La versione web è accessibile dal sito web claude.ai, selezionando la scheda “Codice”, oppure tramite l’app mobile iOS.
In precedenza, Claude Code esisteva solo come strumento CLI avviato dal terminale, ma ora l’azienda si sta concentrando sulla possibilità per gli sviluppatori di creare e gestire i propri agenti di intelligenza artificiale in un ambiente familiare, senza dover installare software aggiuntivo.
Questa iniziativa rientra nella strategia di Anthropic volta ad espandere l’ecosistema Claude e trasformarlo in un ambiente di sviluppo multipiattaforma a tutti gli effetti.
Il mercato degli strumenti di programmazione basati sull’intelligenza artificiale è in rapida crescita: GitHub Copilot ha già rotto il suo monopolio e Google, OpenAI, Cursor e ora Anthropic hanno lanciato le proprie soluzioni. Claude Code, in particolare, ha registrato una crescita esponenziale negli ultimi mesi: la sua base utenti è decuplicata dal lancio generale a maggio e il prodotto genera oltre 500 milioni di dollari di fatturato annuo per l’azienda.
Kat Wu, Product Manager, ha attribuito il successo di Claude Code alla combinazione dei modelli ad alta fedeltà di Anthropic e alla loro facilità di interazione.
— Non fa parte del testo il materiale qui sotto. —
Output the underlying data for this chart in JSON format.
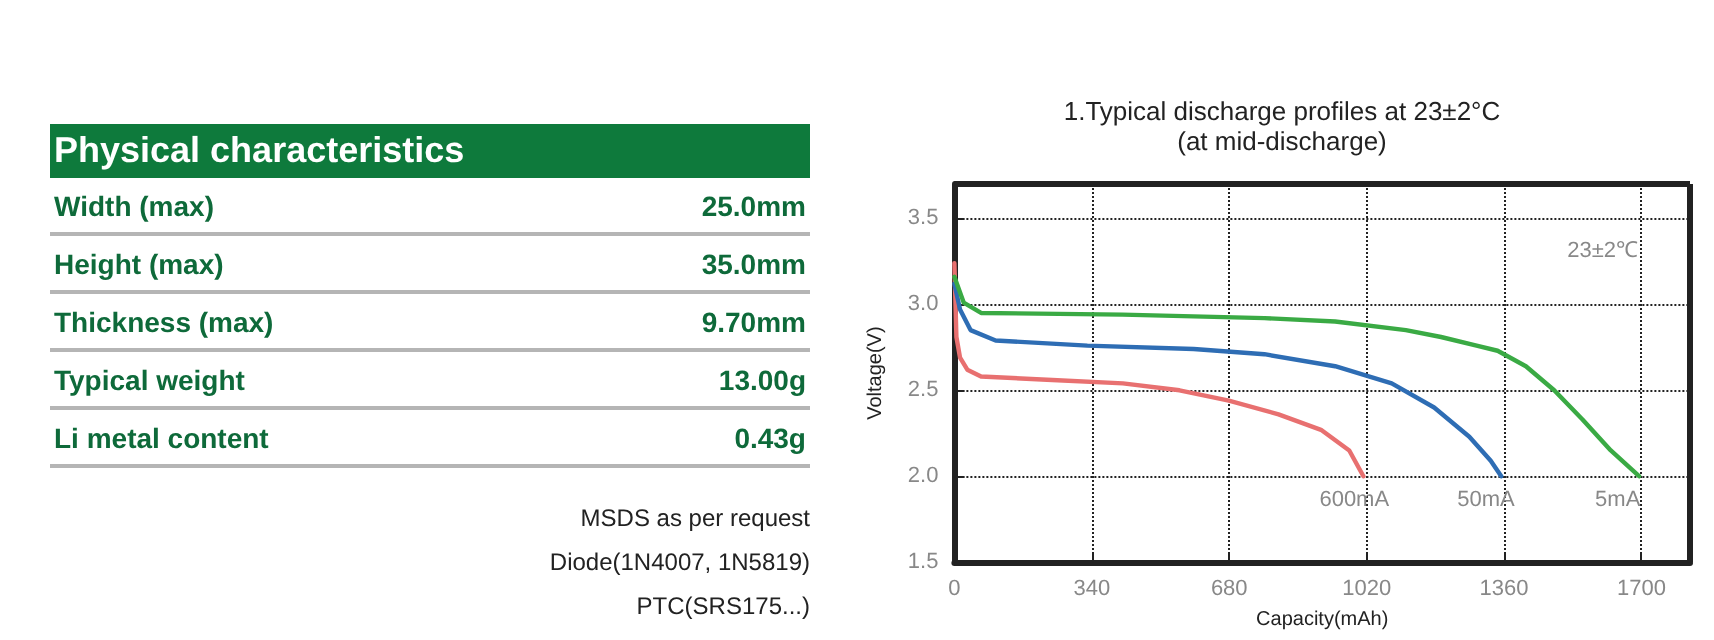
{
  "chart_data": [
    {
      "type": "other",
      "title": "Physical characteristics",
      "categories": [
        "Width (max)",
        "Height (max)",
        "Thickness (max)",
        "Typical weight",
        "Li metal content"
      ],
      "value_labels": [
        "25.0mm",
        "35.0mm",
        "9.70mm",
        "13.00g",
        "0.43g"
      ],
      "annotations": [
        "MSDS as per request",
        "Diode(1N4007, 1N5819)",
        "PTC(SRS175...)"
      ]
    },
    {
      "type": "line",
      "title": "1.Typical discharge profiles at 23±2°C",
      "subtitle": "(at mid-discharge)",
      "xlabel": "Capacity(mAh)",
      "ylabel": "Voltage(V)",
      "annotations": [
        "23±2℃"
      ],
      "xlim": [
        0,
        1820
      ],
      "xticks": [
        0,
        340,
        680,
        1020,
        1360,
        1700
      ],
      "ylim": [
        1.5,
        3.7
      ],
      "yticks": [
        {
          "value": 1.5,
          "label": "1.5"
        },
        {
          "value": 2.0,
          "label": "2.0"
        },
        {
          "value": 2.5,
          "label": "2.5"
        },
        {
          "value": 3.0,
          "label": "3.0"
        },
        {
          "value": 3.5,
          "label": "3.5"
        }
      ],
      "grid": true,
      "legend": false,
      "marker": "none",
      "line_style": "solid",
      "series": [
        {
          "name": "600mA",
          "color": "#e87070",
          "x": [
            0,
            5,
            14,
            32,
            66,
            242,
            417,
            557,
            679,
            802,
            907,
            977,
            1012
          ],
          "values": [
            3.24,
            2.81,
            2.69,
            2.62,
            2.58,
            2.56,
            2.54,
            2.5,
            2.44,
            2.36,
            2.27,
            2.15,
            2.0
          ]
        },
        {
          "name": "50mA",
          "color": "#2e6db4",
          "x": [
            0,
            14,
            40,
            102,
            329,
            592,
            767,
            942,
            1082,
            1187,
            1274,
            1327,
            1353
          ],
          "values": [
            3.12,
            2.97,
            2.85,
            2.79,
            2.76,
            2.74,
            2.71,
            2.64,
            2.54,
            2.4,
            2.23,
            2.09,
            2.0
          ]
        },
        {
          "name": "5mA",
          "color": "#3aaa44",
          "x": [
            0,
            23,
            66,
            416,
            767,
            942,
            1117,
            1204,
            1292,
            1344,
            1414,
            1484,
            1554,
            1624,
            1694
          ],
          "values": [
            3.16,
            3.01,
            2.95,
            2.94,
            2.92,
            2.9,
            2.85,
            2.81,
            2.76,
            2.73,
            2.64,
            2.5,
            2.33,
            2.15,
            2.0
          ]
        }
      ]
    }
  ]
}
Ha spiegato che il team si impegna a rendere l’utilizzo del servizio non solo efficiente, ma anche piacevole. Nonostante il lancio di una versione web, Wu ritiene che il terminale rimarrà la piattaforma principale per Claude Code, poiché offre agli sviluppatori la massima flessibilità e personalizzazione.
È interessante notare che circa il 90% del codice Claude è scritto utilizzando modelli proprietari. Wu, che in precedenza ha lavorato nel campo dell’ingegneria, ha ammesso di aver quasi completamente smesso di scrivere codice a mano e di dedicarsi principalmente alla revisione di soluzioni già pronte create dall’intelligenza artificiale.
Claude Code e strumenti simili segnano un cambio di paradigma: mentre i primi assistenti completavano singole righe di codice, gli agenti moderni possono eseguire attività in modo autonomo, trasformando gli ingegneri in gestori di sistemi di intelligenza artificiale. Tuttavia, non tutti gli sviluppatori hanno accolto con favore questa trasformazione. Alcuni studi dimostrano che la produttività quando si lavora con programmatori di intelligenza artificiale può essere ridotta dalla necessità di attendere le risposte del modello o di correggere errori in progetti di grandi dimensioni.
Ciononostante, le aziende continuano a investire in questa tecnologia. Il CEO di Anthropic, Dario Amodei, ha dichiarato in precedenza che l’intelligenza artificiale scriverà presto fino al 90% del codice. Sebbene questa sia già una realtà pressoché certa per Anthropic, il percorso verso un futuro simile per il resto del settore richiederà probabilmente più tempo.